That easily could be the motto for Young at Heart, a group of singers in their seventies and eighties, whose repertoire is anything but traditional. Instead of folk songs or ballads or hymns, they've embraced iconic songs from the worlds of rock, punk and popular music…and made them their own.
Four years ago, a British filmmaker immortalized the Young at Heart chorus in a documentary named after the group; they've produced a CD; and since their inception more than three decades ago, they've been performing across North America, in Europe and in Japan.
This month, they're heading north for their first concert tour in Canada - just two cities - Toronto and Montreal - as part of the Just for Laughs Comedy Festival. Before they hit the road, we've invited a few members of Young at Heart to join us from their hometown in Massachusetts.
Jean Florio and Andy Walsh sing in the chorus. Bob Cilman is the co-founder and director of Young at Heart. They were all in the WRSI Radio studio in Northampton, Massachusetts.
Music
Song: Shoudl I Stay or Should I go
Artist: Young at Heart Chorus
Album: Mostly Live
Music
Song: Walk on the Wild Side
Artist: Young at Heart Chorus
Album: Mostly Live
Music Feature - Ringo Starr
And speaking of being young at heart...
It's not my birthday, it's someone else's, but this is one of those times when I feel my age. This week, Ringo Starr becomes a septuagenarian.
He was born in Liverpool in 1940, and named after his father, Richard Starkey, who was a bakery worker. Richard's childhood was not easy -- his parents broke up when he was three years old; at age six he had complications from appendicitis and lapsed into a coma for ten weeks; and at age 13, he developed chronic pleurisy and spent two years in a sanitorium...all of which meant he fell behind in school.
What sustained him was his love of music. He formed a band and joined in a couple of others, adopting the stage name Ringo for all the gaudy rings he wore, then in 1961 and '62, he sat in for Pete Best, the drummer for The Beatles. The rest, of course, is history.
Since the Beatles disbanded about forty years ago (now I really feel old), Ringo has had a few different gigs, including the job of narrator on the children's TV Show, Thomas the Tank Engine, but he is still primarily a musician, heading up his All-Starr Band.
This week we wanted to wish Ringo a happy seventieth by playing one of the few songs he wrote for The Beatles. This is from the White Album, a lament that perhaps we all feel from time to time as the years tick away, "Don't Pass Me By".
Music
Song: Don''t Pass me by
Artist: The Beatles
Album: The Beatles
Music
Song: We Can Work it Out
Artist: Les Boreades de Montreal
Album: Beatles Baroque, Vol. 2
My Life in a Fat Suit
In the masquerade ball called life, we all wear disguises. Some more dramatic than others. Some appealing. Some not. We turn ourselves inside out, trying to present a picture to the world that we imagine serves our interests. Kyla Hanington put her costume on many years ago. It's given her plenty of trouble, and a few gifts. Her essay this week was called My Life in a Fat Suit.
Music
Song: SunWheel Dance
Artist:Bruce Cockburn
Album: Speechless: The Instrumental Bruce Cockburn
Music
Song: Invention No. 8
Artist: Jacques Loussier/Bach
Album: Bach Aux Champs Elysees
Riots in the Streets
Two words that aren't often used in the same sentence - "riot" and "Canada", but last week certainly was an exception.

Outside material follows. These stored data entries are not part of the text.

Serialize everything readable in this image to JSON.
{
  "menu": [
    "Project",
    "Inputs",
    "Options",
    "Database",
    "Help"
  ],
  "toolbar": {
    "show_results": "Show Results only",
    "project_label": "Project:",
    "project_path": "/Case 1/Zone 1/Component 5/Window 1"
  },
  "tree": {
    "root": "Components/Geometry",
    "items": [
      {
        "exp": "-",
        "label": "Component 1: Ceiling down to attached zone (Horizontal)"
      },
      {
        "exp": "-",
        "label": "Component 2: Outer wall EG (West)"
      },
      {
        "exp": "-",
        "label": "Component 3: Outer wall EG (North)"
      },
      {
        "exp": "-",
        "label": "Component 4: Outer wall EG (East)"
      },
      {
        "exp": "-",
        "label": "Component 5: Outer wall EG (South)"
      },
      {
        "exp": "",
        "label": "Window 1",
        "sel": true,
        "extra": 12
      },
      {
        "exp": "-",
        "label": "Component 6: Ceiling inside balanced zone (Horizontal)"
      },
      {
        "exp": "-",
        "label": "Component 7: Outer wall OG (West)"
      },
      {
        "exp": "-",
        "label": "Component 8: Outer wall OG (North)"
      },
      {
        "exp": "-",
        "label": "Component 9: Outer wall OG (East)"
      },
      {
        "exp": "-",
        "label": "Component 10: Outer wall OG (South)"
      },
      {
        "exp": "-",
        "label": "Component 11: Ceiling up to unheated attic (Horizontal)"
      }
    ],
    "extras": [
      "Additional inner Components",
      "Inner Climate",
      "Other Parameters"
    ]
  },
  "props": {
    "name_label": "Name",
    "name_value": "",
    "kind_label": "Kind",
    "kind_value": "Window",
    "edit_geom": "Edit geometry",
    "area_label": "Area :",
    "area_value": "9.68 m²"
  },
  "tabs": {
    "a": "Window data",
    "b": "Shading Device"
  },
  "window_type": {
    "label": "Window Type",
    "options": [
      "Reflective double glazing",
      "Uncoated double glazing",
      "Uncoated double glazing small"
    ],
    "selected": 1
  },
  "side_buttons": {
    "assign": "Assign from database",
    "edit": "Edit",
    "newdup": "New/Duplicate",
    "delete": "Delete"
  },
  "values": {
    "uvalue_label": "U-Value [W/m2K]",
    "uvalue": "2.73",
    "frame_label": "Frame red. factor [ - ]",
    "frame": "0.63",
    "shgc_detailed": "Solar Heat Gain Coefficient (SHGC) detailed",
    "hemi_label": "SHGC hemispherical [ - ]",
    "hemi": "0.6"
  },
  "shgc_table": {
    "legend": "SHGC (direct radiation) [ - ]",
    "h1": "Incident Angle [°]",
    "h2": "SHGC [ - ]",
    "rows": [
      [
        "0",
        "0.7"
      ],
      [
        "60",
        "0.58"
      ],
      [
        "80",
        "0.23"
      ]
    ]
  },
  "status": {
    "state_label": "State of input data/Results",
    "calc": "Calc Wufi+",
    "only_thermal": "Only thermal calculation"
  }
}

This morning on The Sunday Edition, the story of a riot not from the streets of Toronto but from the annals of Canadian history. It happened seventy-five years ago, at the height of the Great Depression. The Department of National Defence had been warehousing thousands of unemployed men in labour camps in the interior of British Columbia. They had been working under dismal conditions for low pay, when a large group of them decided enough was enough.
They hatched a plan to travel to Ottawa, and to lay their grievances at the feet of R. B. Bennett. It was a provocative idea, but no one in the Prime Minister's Office or the RCMP really believed it would happen. However, as hundreds of young men boarded freight trains and began the journey east, politicians on Parliament Hill began to take notice.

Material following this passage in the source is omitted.